Does internet distribution favour superficial culture production?

Jonas Andersson poses the serious problem that a demonitezing cultural production dissuades ambitious projects:

– the problem:

The problem with distribution on the Internet is that it is granular, and dispersed in a way that is in fact antithetical to panopticon-like overview. Instead, it favours an accessibility that primarily operates through a search function.

The online topology thus overlays the offline topology of naturally segmented producers, or occasional acts of cultural production.

In local, creative environments like the London hotspots of Deptford, Hackney, Brixton etc. the problem has become one of improving the connections in-between such acts of production – essentially, making them aware of one another, so that they can start feeding off each others’ creativity, and generate those collective sums that exceed the individual parts – but also to improve the visibility, communicability and relevance of these acts to the wider world, in an economically viable way. (Hence the pressure on urban redevelopment that Ben Gidley presents in chapter 1.3.: a lot of societal benefits, and a lot of pure profit can be found in effective interlinking of such creative hotspots.)

This economic viability is precisely what also Armin Medosch’s article comes down to: once the damaging expectancy has taken root that culture is to be produced with very little economic gains or incentives to these producers, the table does turn towards a mode of production which is more sanctioned the more transient it is. Effectively, what is favoured are amateur forms which do not require much involvement in terms of personnel, time, capital investments etc.

This favouring of transient, agile, mobile, lean modes of production is not exclusive to the corporate sponsors, but is found across the board among new media sympathisers – this book included! Hence the common fascination among us all for anything “grassroots,” and hence the active support among copyleftists and activists for typically minute, D.I.Y. musical forms such as grime, dubstep, laptoptronica and punk rock over more traditional, multi-vocalist, multi-intrumentalist, studio-intensive, dare I say ambitious ones. One might say that these latter forms are dismissed for being too “polished” – not “polished” as a formal property, since a purely stylistic surface thanks to Logic, ProTools, Ableton etc. is increasingly accessible to all – but rather because they embody a mode or ethos of production that is accomplished, the opposite of minute, and comparatively investment-heavy.

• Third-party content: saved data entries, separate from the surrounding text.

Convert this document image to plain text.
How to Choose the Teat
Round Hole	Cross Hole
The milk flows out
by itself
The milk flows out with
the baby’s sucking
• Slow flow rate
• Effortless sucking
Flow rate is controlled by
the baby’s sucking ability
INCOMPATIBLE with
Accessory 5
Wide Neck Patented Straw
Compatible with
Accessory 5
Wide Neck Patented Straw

What is presented to the poor struggling artist or musician who is bloody-minded enough to pursue these latter, more unweildy, more ambitious forms of expression is a double burden: a climate favouring opportunist media creation above anything else, on top of the crisis of distribution that I have already outlined. The key is to become known, to find avenues to get one’s productions recognised by the wider public in the white noise of millions of competing cultural messages. The easy route is of course to put on a funny hat and perform a YouTube mime to any given pop song, but if your aspirations are somewhat more labourious than this, what is the right outlet?

Further, even if finding an initial outlet, one can expect to be copied, appropriated, pirated to degrees that are simply beyond one’s own control. Is the luxury of public discovery something which can no longer be afforded without accepting vast degrees of free use and consumption of one’s work? Perhaps so, but in order to become pirated to begin with, one needs to have a name which is recognised and – ultimately – respected.”

Jonas concludes:

Cultural production and consumption takes place everywhere all the time; the problem is when these instances remain discrete, muted, and soon-forgotten. The digital ameliorates this, it helps making known that which is unknown, but only to a degree:

Any Internet-mediated cultural production, no matter how banal, becomes textually instantiated and searchable. As Clay Shirky recently, rather provocatively stated, most user-generated material is actually personal communication in a public forum, and hence not actually “content” at all, since it is not designed for an audience in the first place (Shirky 2008). All this conversational material drowns out the potentially audience-orientated, adds to the noise.

So the common word that digitisation makes it easier to access stuff is in fact only superficially true. Once again, on the raw, jungle-like networks this accessibility is directly determined by the search function. Mesh-like spheres like p2p and Web 2.0 networks might help to heighten the visibility of individual acts of consumption/production, but only in a way which is temporary, never fully overseeable, and ultimately statistical, where a panoptic view can only be attained by means of a search. And searches, as we all know, require prior knowledge.

Precisely because of this, well-maintained and comprehensive metadata is not enough. Active and deliberate connectors are still needed, especially since one of these primary connecting practices is the one linking the online with the offline, a gap which should not be seen as a barrier but which becomes exacerbated by the purely online ventures of social networks and torrent archives. Here Piratbyrån, Deptford.TV and burntprogress share similarities, despite the decidedly different practices of these three examples. They re-territorialise and by doing so, compel everyone into opinion or at least awareness. They shed light. They editorialise. They redistribute, or at least help users organise themselves to privately re-distribute in more orchestrated and thus more meaningful, potentially profitable ways. That can only be a good thing.”